Students at the Architectural Association turned to surprising materials and modes of communication to express the ideas behind their projects
Walking around Architectural Association’s end of year projects review, one of the first things that jumps out is the multiplicity of mediums used by AA students. The projects presented appeal to many senses at once – sight, touch and even hearing – making the experience of wandering through the school much more engaging. All the drawings pinned up next to one another create a kind of continuous wallpaper, spatially tracking the evolution of student progress through the years. As for the models, students have turned to unconventional materials – algae squeezed between sheets of Plexiglas, hollowed tubes made from wood veneer and shaped like ginger rhizomes. These inventive methods spark curiosity – many visitors touched the models to feel their textures, or circled around the works to better understand them.
Drawings and models are still the basis of all architecture student exhibitions. What sets the Architectural Association apart is the inclusion of unexpected mediums, such as film, to communicate about the work. Television screens with accompanying headphones are scattered throughout the space, forming sub-environments that entirely immerse people in a project. In one of the rooms, a speaker projects loud camera clicking sounds – uncomfortable visitors quickly moving on to the next room emphasise the extent to which our impression of a space depends on more than just sight.
This willingness to test out original methods reflects the school’s encouragement of experimentation – the syllabus emphasises an almost philosophical approach to design, relating architecture to all aspects of everyday life, from food to politics to the passage of time. Connecting design to these seemingly distant notions involves resourcefulness, explaining why students rely on eccentric materials to express such complex ideas in three dimensions. A group of first-year students’ performative shells, for example, capture ephemeral material qualities and later allowed them to rethink forms of inhabitation characteristic of the 21st century.
Many argue that the role of the architect extends beyond present obstacles, to anticipating and adapting to future concerns.

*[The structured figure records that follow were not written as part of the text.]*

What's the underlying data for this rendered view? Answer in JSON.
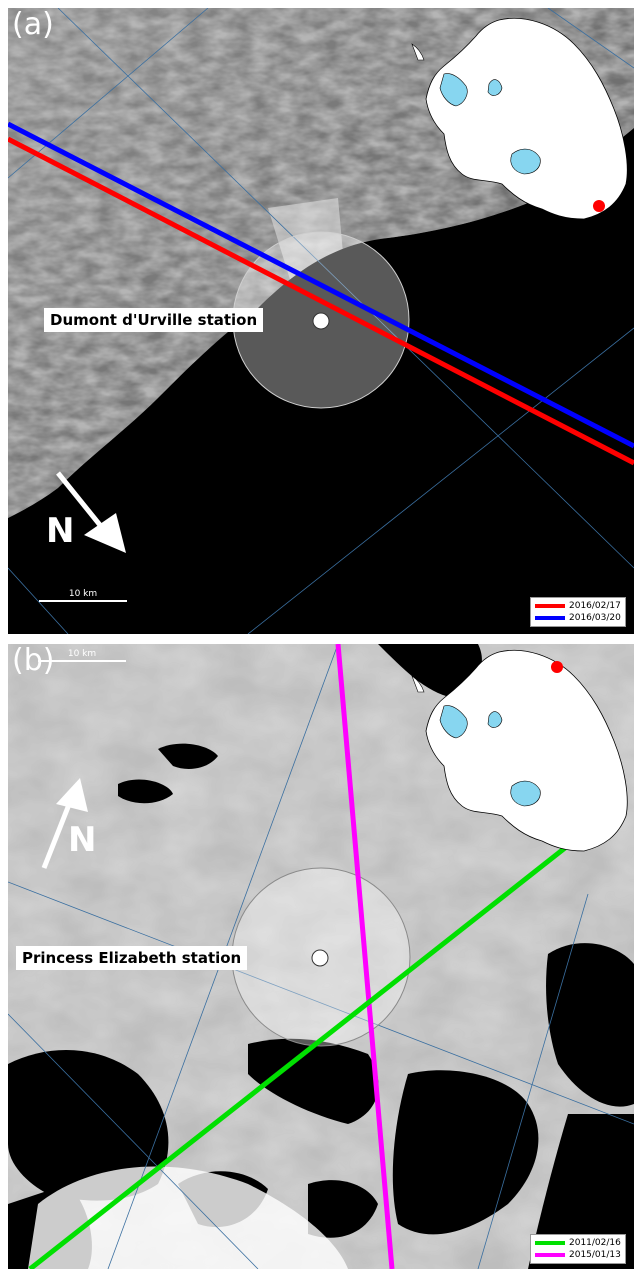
{
  "panel_a": {
    "letter": "(a)",
    "station_label": "Dumont d'Urville station",
    "north_label": "N",
    "scale_label": "10 km",
    "legend": [
      {
        "label": "2016/02/17",
        "color": "#ff0000"
      },
      {
        "label": "2016/03/20",
        "color": "#0000ff"
      }
    ]
  },
  "panel_b": {
    "letter": "(b)",
    "station_label": "Princess Elizabeth station",
    "north_label": "N",
    "scale_label": "10 km",
    "legend": [
      {
        "label": "2011/02/16",
        "color": "#00e000"
      },
      {
        "label": "2015/01/13",
        "color": "#ff00ff"
      }
    ]
  },
  "colors": {
    "ice_shelf": "#87d6f0",
    "station_marker": "#ff0000",
    "graticule": "#3a6fa0"
  }
}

Sometimes, the link between the students’ exploratory research and the physical world gets blurry, but the AA trains students to imagine scenarios that have the power to shape architecture. A series of form-finding exercises becomes a way to test how architecture can fold itself and adjust to growing urban density – third year student Emily Watts’ process justifies using atypical methods to respond to contemporary and prospective issues. Because density is increasingly desired and harder to accomplish, Watts suggests a system of static and flexible objects resulting in spatial versatility.
The curriculum begins with more traditional questions, prompting students to ponder the role of architecture in an urban environment – but as the courses become more challenging, more and more atypical topics are addressed. In addition, each course requires a new, sometimes unlikely site – one of which is set in 2029, and another on a continuum spanning to another planet in a foreign galaxy. By doing so, the school simultaneously restricts students to improbable circumstances while opening their minds to ambitious possibilities.
Ultimately, the main purpose of architecture is to conform to human needs. This school prepares its students to design architecture as a mode of communication between people and their environment – exploring different scales, from the choice of the materials to the relation to the urban context, enables the students to formulate their own ideas about how architecture fits into our everyday lives.